The month of November is replete with memories and memorial ceremonies. It is the month of Kristallnacht and of the assassination of Yitzchak Rabin and of Balfour Day as well. As time passes from the occurrence of these important events, the question arises as to how to properly perpetuate the memory of these pieces of the Jewish story. After all, we are aware how time and its attrition have seriously winnowed the ranks of the Kristallnacht victims of sixty-five years ago. The question therefore, of how to preserve the memory of Kristallnacht is an acute one. Its particularity has been subsumed in the general question of how to preserve the memory and record of the Holocaust. Only time will tell if the present Holocaust memorials - museums, books, films, educational courses and materials - will truly be effective in a world in which we can expect Holocaust deniers to increase and anti-Semitism to continue to thrive. But the main question, in my mind, is how to preserve these memories in the Jewish world. And I am a skeptic as to the long-range historical efficacy of such purely secular means of memory. Secularism has little or no memory, emotion or heart. Its memorials and ceremonies are in the main cold, artificial and eventually very easy to forget and ignore. Judaism and the Jewish people know no way to meaningfully and eternally commemorate great historical occurrences except by granting them a religious motif and attaching some sort of Jewish ritual to them.
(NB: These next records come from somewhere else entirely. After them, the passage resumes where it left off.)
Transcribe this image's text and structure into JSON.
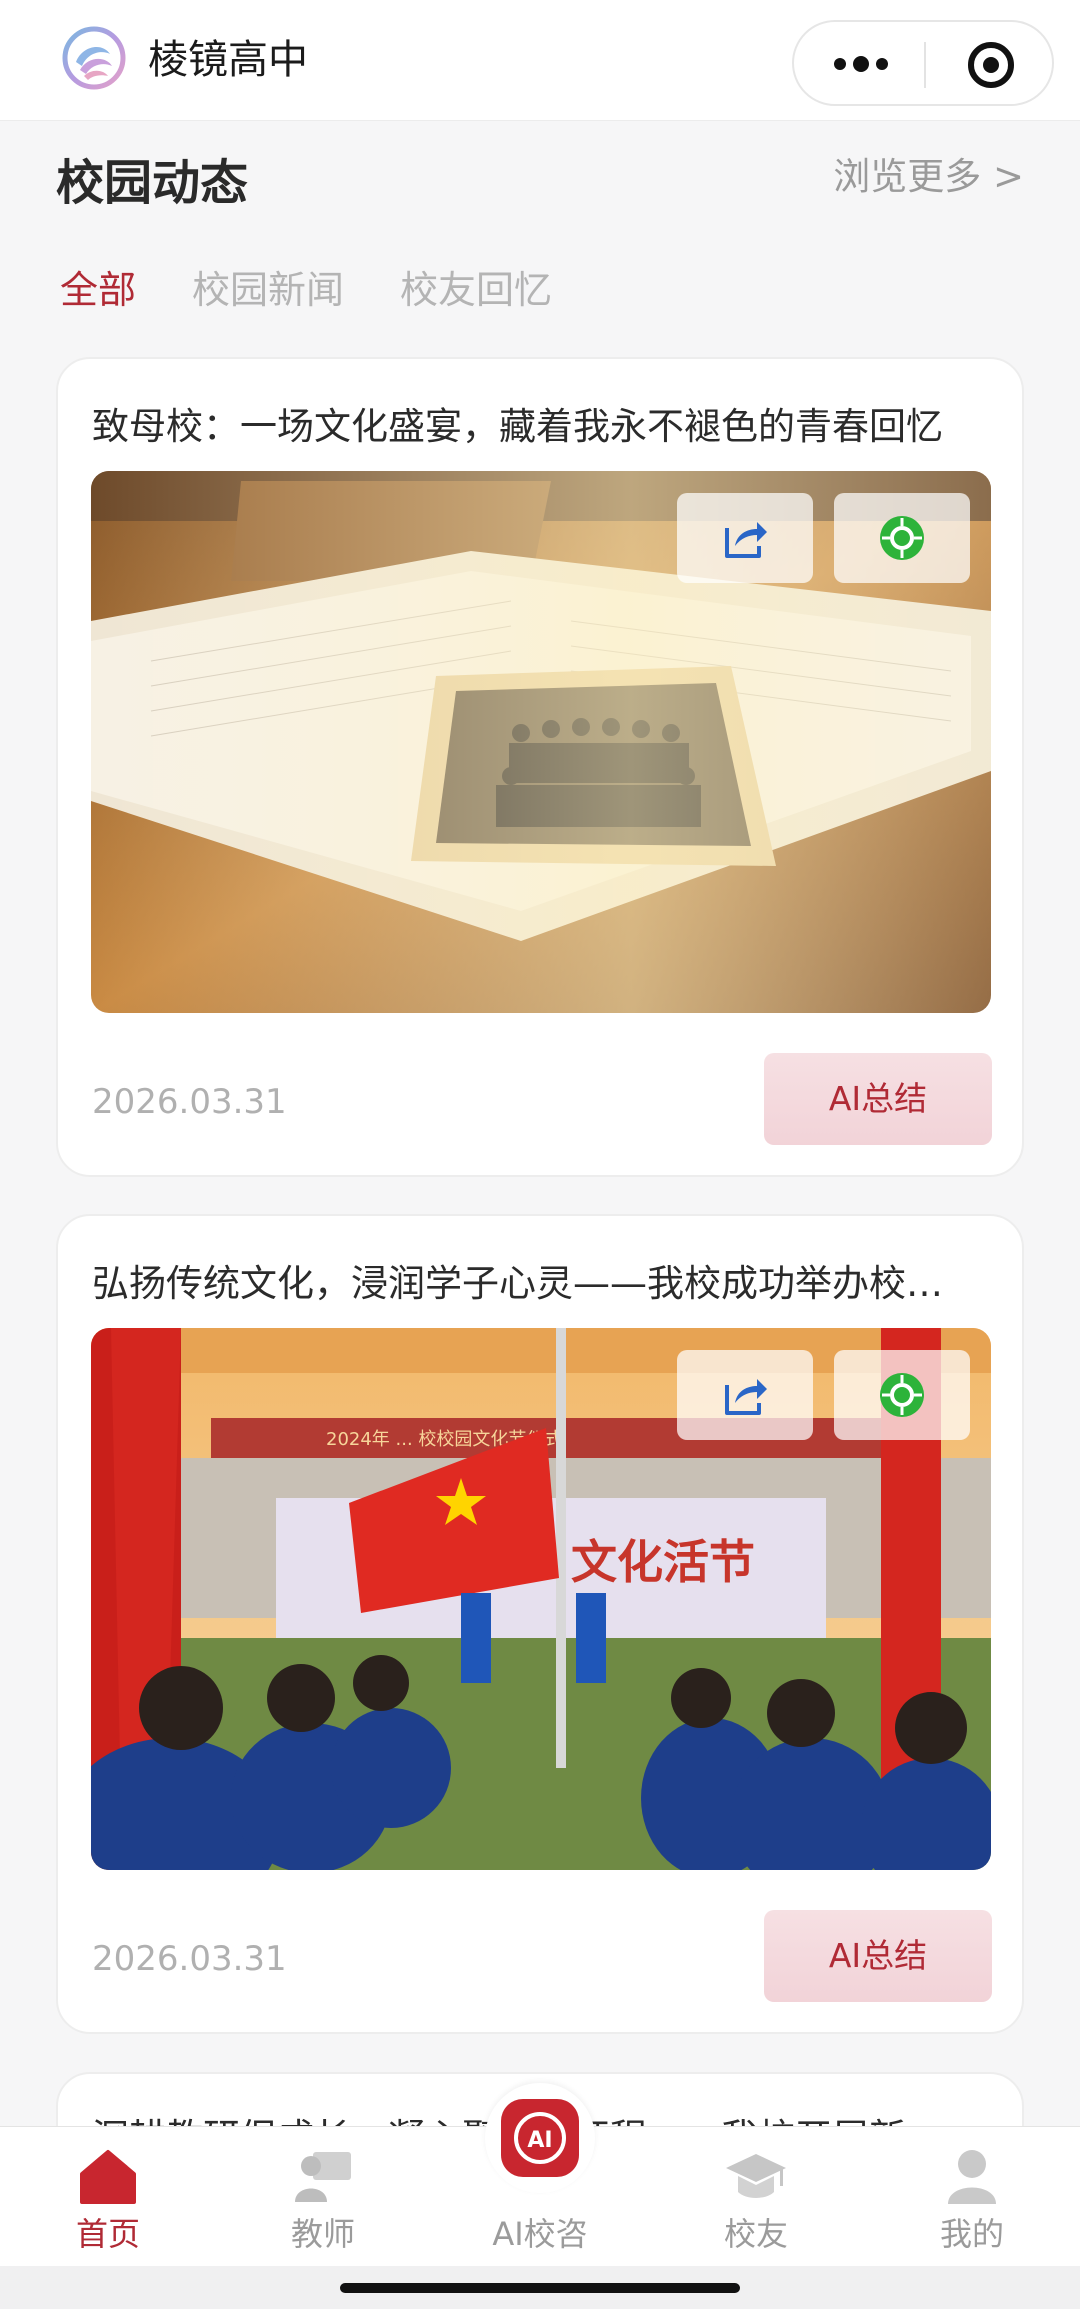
{
  "header": {
    "title": "棱镜高中"
  },
  "section": {
    "title": "校园动态",
    "more": "浏览更多 >"
  },
  "tabs": [
    {
      "label": "全部",
      "active": true
    },
    {
      "label": "校园新闻",
      "active": false
    },
    {
      "label": "校友回忆",
      "active": false
    }
  ],
  "cards": [
    {
      "title": "致母校：一场文化盛宴，藏着我永不褪色的青春回忆",
      "date": "2026.03.31",
      "ai_label": "AI总结"
    },
    {
      "title": "弘扬传统文化，浸润学子心灵——我校成功举办校…",
      "date": "2026.03.31",
      "ai_label": "AI总结",
      "image_banner": "2024年 ... 校校园文化节仪式",
      "image_backdrop": "文化活节"
    },
    {
      "title": "深耕教研促成长，凝心聚力新征程——我校开展新…"
    }
  ],
  "bottom_nav": [
    {
      "label": "首页",
      "icon": "home-icon",
      "active": true
    },
    {
      "label": "教师",
      "icon": "teacher-icon",
      "active": false
    },
    {
      "label": "AI校咨",
      "icon": "ai-chat-icon",
      "active": false
    },
    {
      "label": "校友",
      "icon": "graduation-cap-icon",
      "active": false
    },
    {
      "label": "我的",
      "icon": "user-icon",
      "active": false
    }
  ],
  "colors": {
    "accent": "#b02a35",
    "muted": "#9b9b9b",
    "background": "#f6f6f7"
  }
}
The method of the commemoration of Rabin's assassination has become a matter of public debate. The obvious politicization of the event by the Left, the failure of Oslo and all that it falsely promised, the gradual erosion of Rabin's memory and policies in the public mind have all taken their toll. Nevertheless, again in my opinion, it is the blatantly secular nature of the form of commemoration that is causing it to become less and less of an event every year. Gun salutes, lowered flags, entertainers singing songs, bonfires and wreaths, all will not preserve memory and teach anything to the future generations. And that I feel is the tragedy of the matter, that we have somehow forgotten how to preserve Jewish memory and pass it on to the ages.

Gedalya ben Achikam was a viceroy of Judah, appointed by Nebuchadnezer to head the small remaining community of Jews in Judah and Jerusalem after the destruction of the First Temple. Zealots accused him of being a collaborator with the Babylonian conqueror. They assassinated him "in the name of Heaven." This killing occurred on the second of Tishrei. The rabbis declared a fast day in memory of Gedalya and also, just as importantly as a moral reminder to all of Israel, of the damage and immorality of this foul deed. Since the second of Tishrei is the second day of Rosh Hashana, the fast day was deferred by one day to the third day of Tishrei. It was given ritual instruction and religious meaning. It was linked to the Ten days of Repentance and to the holy day of Yom Kippur itself. And thus over twenty-six hundred years later, Jewish children remember Gedalya and what happened to him and are reminded of the dangers of zealotry and the unacceptability of violence in a truly Jewish society. That individuals choose not to obey that lesson in no way invalidates the lesson itself.

For many centuries, Ashkenazic Jewry commemorated the twentieth day of Sivan as a day of fasting and mourning. It was on that day in thirteenth-century Blois, France, that their Christian neighbors - who also believed that they were acting for “the sake of Heaven”, massacred a number of innocent Jews. The later mass massacres of 1648-9 by Chmielnitzky and his cohorts were added to the commemoration of the twentieth day of Sivan. These events that occurred centuries ago were kept alive by Jewish ritual, prayer services and fasting. Therefore, they still survive. However, events, no matter how momentous, tragic or historical, that have no framework of Judaism, that borrow unsuccessful methods of commemoration from the non-Jewish world, have an uphill battle to remain memorable or remembered in the future.